Site Meter Reflections on Playboy: Left-wing puritanism in <i>Ms.</i> magazine’s “No Comment” section

December 26, 2006

Left-wing puritanism in Ms. magazine’s “No Comment” section

“A number of companies have removed offensive ads in response to your feedback. Keep writing and calling the offending advertisers at their contact information above.”—Ms., Fall 2006, p. 80

The editors of Ms. would certainly deny having anything important in common with the boycott-happy Christianists of the American Family Association. But consider the damning evidence on the back page of every issue. “No Comment” shows miniature reprints of newspaper and magazine ads that supposedly degrade women enough to require angry letters and phone calls. With a few remotely possible exceptions, the outrage reinforces the stereotype of the humorless feminist. An ad can offend merely by associating a product with the sensual appeal of the female form or laughing at the foibles of human sexuality. Some might seem to glorify violence against women—if you’re determined to see that message in them. Does this ad for Royal Elastics shoes, blacklisted in the summer 2005 Ms., encourage men to kick women in the head? Was the “crushed flower” sniffed on one occasion by animated superhero Mighty Mouse actually cocaine, as AFA chairman Rev. Donald Wildmon alleged with about as much plausibility?

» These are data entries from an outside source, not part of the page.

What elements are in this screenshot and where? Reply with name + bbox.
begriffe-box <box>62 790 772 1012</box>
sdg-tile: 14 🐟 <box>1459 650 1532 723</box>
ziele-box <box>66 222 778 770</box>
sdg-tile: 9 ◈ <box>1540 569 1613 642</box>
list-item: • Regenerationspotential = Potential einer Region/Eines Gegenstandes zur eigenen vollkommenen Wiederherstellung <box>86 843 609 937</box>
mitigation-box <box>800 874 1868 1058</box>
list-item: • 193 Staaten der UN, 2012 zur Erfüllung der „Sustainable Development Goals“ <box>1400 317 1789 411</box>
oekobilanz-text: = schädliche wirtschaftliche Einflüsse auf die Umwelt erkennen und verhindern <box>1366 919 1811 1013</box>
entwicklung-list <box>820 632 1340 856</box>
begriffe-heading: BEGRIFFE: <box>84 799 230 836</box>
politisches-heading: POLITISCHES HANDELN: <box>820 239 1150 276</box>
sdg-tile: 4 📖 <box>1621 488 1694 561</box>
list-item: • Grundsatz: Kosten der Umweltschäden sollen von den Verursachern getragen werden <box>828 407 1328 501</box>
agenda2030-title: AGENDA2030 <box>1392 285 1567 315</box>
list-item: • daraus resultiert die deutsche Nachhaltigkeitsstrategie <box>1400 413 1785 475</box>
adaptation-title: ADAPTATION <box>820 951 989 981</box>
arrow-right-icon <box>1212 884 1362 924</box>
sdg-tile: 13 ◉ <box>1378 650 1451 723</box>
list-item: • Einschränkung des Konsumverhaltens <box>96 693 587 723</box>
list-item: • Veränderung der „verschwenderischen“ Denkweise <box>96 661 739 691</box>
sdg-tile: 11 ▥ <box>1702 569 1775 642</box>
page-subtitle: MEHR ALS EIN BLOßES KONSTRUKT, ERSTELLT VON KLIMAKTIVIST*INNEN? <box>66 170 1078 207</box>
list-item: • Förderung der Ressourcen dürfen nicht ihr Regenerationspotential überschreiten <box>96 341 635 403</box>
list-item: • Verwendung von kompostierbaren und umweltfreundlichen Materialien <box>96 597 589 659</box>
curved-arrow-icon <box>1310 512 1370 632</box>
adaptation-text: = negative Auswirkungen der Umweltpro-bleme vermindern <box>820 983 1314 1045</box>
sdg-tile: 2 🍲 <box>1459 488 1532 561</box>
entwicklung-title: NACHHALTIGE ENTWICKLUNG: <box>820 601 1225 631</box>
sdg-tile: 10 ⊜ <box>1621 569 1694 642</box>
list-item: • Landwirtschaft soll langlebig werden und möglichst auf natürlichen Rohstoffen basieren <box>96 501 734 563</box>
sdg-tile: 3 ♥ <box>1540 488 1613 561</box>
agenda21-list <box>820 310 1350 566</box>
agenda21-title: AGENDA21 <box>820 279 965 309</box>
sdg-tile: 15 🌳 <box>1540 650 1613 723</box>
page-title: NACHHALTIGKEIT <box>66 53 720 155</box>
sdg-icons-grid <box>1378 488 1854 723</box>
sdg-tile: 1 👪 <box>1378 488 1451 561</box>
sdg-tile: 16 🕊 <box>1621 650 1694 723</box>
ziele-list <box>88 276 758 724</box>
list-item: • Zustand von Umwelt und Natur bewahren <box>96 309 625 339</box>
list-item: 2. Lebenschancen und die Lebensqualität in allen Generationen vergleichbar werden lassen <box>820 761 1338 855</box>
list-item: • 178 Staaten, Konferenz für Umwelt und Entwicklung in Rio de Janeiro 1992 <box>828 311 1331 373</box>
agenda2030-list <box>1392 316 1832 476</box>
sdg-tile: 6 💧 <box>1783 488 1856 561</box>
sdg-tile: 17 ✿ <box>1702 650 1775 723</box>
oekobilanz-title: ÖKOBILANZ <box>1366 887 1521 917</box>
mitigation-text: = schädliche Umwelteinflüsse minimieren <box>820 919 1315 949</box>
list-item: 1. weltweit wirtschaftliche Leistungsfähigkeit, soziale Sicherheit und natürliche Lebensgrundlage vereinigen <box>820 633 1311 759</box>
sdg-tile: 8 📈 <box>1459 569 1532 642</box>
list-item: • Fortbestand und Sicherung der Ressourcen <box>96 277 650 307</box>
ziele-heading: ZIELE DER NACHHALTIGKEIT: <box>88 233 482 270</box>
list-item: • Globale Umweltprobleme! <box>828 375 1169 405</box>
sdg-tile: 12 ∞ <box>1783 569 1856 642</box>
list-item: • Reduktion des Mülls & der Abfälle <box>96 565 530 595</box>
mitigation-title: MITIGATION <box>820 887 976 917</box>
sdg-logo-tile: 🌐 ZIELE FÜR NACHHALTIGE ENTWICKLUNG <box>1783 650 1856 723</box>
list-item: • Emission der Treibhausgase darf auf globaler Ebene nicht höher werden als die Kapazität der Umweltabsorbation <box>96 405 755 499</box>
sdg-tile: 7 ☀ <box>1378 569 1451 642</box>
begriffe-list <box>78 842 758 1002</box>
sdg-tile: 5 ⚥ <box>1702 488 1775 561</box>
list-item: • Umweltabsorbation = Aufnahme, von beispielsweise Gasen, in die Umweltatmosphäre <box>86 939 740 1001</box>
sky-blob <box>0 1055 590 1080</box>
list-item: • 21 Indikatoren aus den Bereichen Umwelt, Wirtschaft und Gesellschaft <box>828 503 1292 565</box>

In some cases, the offensiveness is as hard to discern as the subliminal dirty pictures Wilson Bryan Key finds in the ice cubes of liquor ads (Key makes Wildmon look like an amateur). In fall 2006, Ms. wagged its finger at American Apparel’s ad with a photograph of an attractive young woman of Indian and Pakistani heritage under the caption “India meets Pakistan.” I wondered and wondered why anyone but the Church Lady would take offense at the very mildly titillating image. It turns out that it contains racism and pedophilia detectable only with specialized lab equipment. AA’s website seems to have deleted its photos of that particular model in response to the controversy. But as I write, it still has the guts to post a similar ad. Kudos.

“No Comment” is not unusual in its “progressive” prudery. The “liberal” battles against tobacco, fast food, and breast implants are waged under the same banner. For further explanation of how moralists (like mystics) all speak the same language, try this article by Radley Balko for the very unpuritanical Reason.

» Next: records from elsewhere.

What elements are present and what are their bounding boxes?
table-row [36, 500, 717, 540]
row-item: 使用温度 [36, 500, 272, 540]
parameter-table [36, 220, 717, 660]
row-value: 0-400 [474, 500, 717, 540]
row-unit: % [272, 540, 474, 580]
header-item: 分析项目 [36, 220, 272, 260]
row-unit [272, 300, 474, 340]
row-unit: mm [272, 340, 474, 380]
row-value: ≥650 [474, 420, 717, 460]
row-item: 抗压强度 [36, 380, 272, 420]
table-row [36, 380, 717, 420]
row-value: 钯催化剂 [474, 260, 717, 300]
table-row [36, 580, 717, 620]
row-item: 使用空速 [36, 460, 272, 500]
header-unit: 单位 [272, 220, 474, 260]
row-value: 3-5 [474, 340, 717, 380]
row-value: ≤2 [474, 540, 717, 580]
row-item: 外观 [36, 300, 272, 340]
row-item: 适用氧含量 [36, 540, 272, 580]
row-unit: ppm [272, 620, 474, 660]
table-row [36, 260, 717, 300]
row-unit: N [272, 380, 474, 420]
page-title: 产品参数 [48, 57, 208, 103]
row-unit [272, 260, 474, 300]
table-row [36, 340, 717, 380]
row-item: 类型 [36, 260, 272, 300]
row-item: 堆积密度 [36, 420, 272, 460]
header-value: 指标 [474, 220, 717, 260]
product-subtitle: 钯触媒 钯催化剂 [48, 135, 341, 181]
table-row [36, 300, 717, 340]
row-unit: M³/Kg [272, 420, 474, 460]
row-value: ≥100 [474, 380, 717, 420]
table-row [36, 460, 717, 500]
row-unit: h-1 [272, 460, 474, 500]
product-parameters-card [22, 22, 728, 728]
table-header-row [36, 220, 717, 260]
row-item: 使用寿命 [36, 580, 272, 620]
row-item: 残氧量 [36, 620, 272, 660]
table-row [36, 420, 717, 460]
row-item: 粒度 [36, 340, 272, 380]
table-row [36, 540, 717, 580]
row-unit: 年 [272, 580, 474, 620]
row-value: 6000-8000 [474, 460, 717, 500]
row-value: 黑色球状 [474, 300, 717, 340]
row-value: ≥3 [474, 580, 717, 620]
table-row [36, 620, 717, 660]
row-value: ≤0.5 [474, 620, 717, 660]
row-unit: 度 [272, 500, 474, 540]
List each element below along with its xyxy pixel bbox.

Update, December 29, 2006, 12:26 p.m.: I have answered Pandagon.net’s criticism of this post.

A related earlier post:
Playboy is more feminist than some feminists

Posted by Brian Sorgatz at 9:46 PM

  • Blogger Will left this comment at December 27, 2006 6:54 AM  
    So... a few questions:

    1) Do you believe we live in a patriarchal society?

    2) For those of us that do, what are methods that you approve of from which to fight against the imbalance of a patriarchal society?
  • Blogger Brian Sorgatz left this comment at December 27, 2006 9:45 AM  
    Will,
    I’m glad you asked. No, I do not believe that the United States is patriarchal in any significant way. The last nail was driven into patriarchy’s coffin with ratification of the Nineteenth Amendment in 1920. A group that makes up the majority of the voting population need never worry about being oppressed. Disparities in income and representation in various occupations are not necessarily civil-rights issues at all; they may only reflect differing career choices that men and women tend to make of their own free will.